Keep on posting your thoughts and insights, Ismael!
Gratefully, Martijn

Anonymous said...

This is a very thoughtful approach to institutional actions that some ex-Baha'is have tried to sensationalize. The purpose of such sensationalizing has been couched in the garb of seeking justice and rights, but the actual and possibly intended result is to bring the Baha'i community and its institutions into disrepute in the eyes of a public that has relatively little, if any, knowledge of how the Baha'i community functions and how its institutions are constituted. Sensationalism can be a kind of propaganda for the purpose of turning the public against a particular idea, community, or group.

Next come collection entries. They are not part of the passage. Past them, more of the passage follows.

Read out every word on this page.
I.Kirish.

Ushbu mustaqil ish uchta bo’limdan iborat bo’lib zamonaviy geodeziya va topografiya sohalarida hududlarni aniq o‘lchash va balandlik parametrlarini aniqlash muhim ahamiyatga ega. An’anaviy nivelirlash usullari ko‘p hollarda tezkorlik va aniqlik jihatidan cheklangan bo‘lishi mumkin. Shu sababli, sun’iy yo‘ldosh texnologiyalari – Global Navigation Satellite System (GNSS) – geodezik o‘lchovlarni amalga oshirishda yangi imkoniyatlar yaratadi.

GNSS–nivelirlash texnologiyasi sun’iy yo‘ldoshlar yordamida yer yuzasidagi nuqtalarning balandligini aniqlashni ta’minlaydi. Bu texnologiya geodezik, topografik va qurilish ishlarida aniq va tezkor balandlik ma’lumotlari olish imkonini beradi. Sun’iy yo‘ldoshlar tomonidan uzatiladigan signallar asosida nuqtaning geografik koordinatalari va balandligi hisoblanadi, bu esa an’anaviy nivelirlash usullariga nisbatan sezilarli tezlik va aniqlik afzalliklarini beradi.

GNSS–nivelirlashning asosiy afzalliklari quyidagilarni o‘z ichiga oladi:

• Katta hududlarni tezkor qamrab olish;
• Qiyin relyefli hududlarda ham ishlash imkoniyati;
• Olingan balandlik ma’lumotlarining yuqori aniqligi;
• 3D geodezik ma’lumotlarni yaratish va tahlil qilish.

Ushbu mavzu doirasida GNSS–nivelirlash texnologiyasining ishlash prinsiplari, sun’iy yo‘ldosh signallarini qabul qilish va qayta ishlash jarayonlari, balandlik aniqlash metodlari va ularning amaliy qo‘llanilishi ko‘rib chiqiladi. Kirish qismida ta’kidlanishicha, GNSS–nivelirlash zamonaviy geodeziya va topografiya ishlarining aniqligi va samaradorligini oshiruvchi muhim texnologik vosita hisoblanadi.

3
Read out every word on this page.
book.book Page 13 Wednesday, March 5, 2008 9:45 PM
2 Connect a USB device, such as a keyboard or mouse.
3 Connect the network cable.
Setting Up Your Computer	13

I would hope that Ismael and others would publish academic articles about this phenomenon.

Anonymous said...

Since Ismael's posting is clearly about my own case, I would like to
go on record: I (Sen McGlinn) agree with Ismael. This is not a takfir
or an assault on my human rights or civil rights. I do not think I
had a right to be "heard" or to know the charges against me, because
that would imply a doctrinal court of inquiry, and there is no basis
for that in Bahai community structures. I deplore the action of those
who have used my case for polemic purposes, against the House of
Justice or the Bahai Faith itself.

It is regrettable, but perhaps inevitable, that Bahais who are
attempting to understand why the UHJ would have taken this action,
have come up with reasons for it, involving nasty things I am
supposed to have done, and in discussing their various theories have
confirmed them for one another. This has come to look like a campaign
of character assassination against me. I think it is very unlikely
that any official body of the Bahai Faith is behind this. Simple
speculation and curiosity explains it quite adequately.

Sen McGlinn


Thank you all for your comments and encouragement, and specially to Sen for his brave and important clarification.

This, as my reflection acknowledges, is a painful and delicate enough subject not to be obfuscated by disengenous and inflammatory polemics. Sen's contribution goes a long way toward ensuring that a tempered and sober approach be taken when thinking upon an important matter to explore and clarify, and a relatively new development in Bahá'í administrative procedure.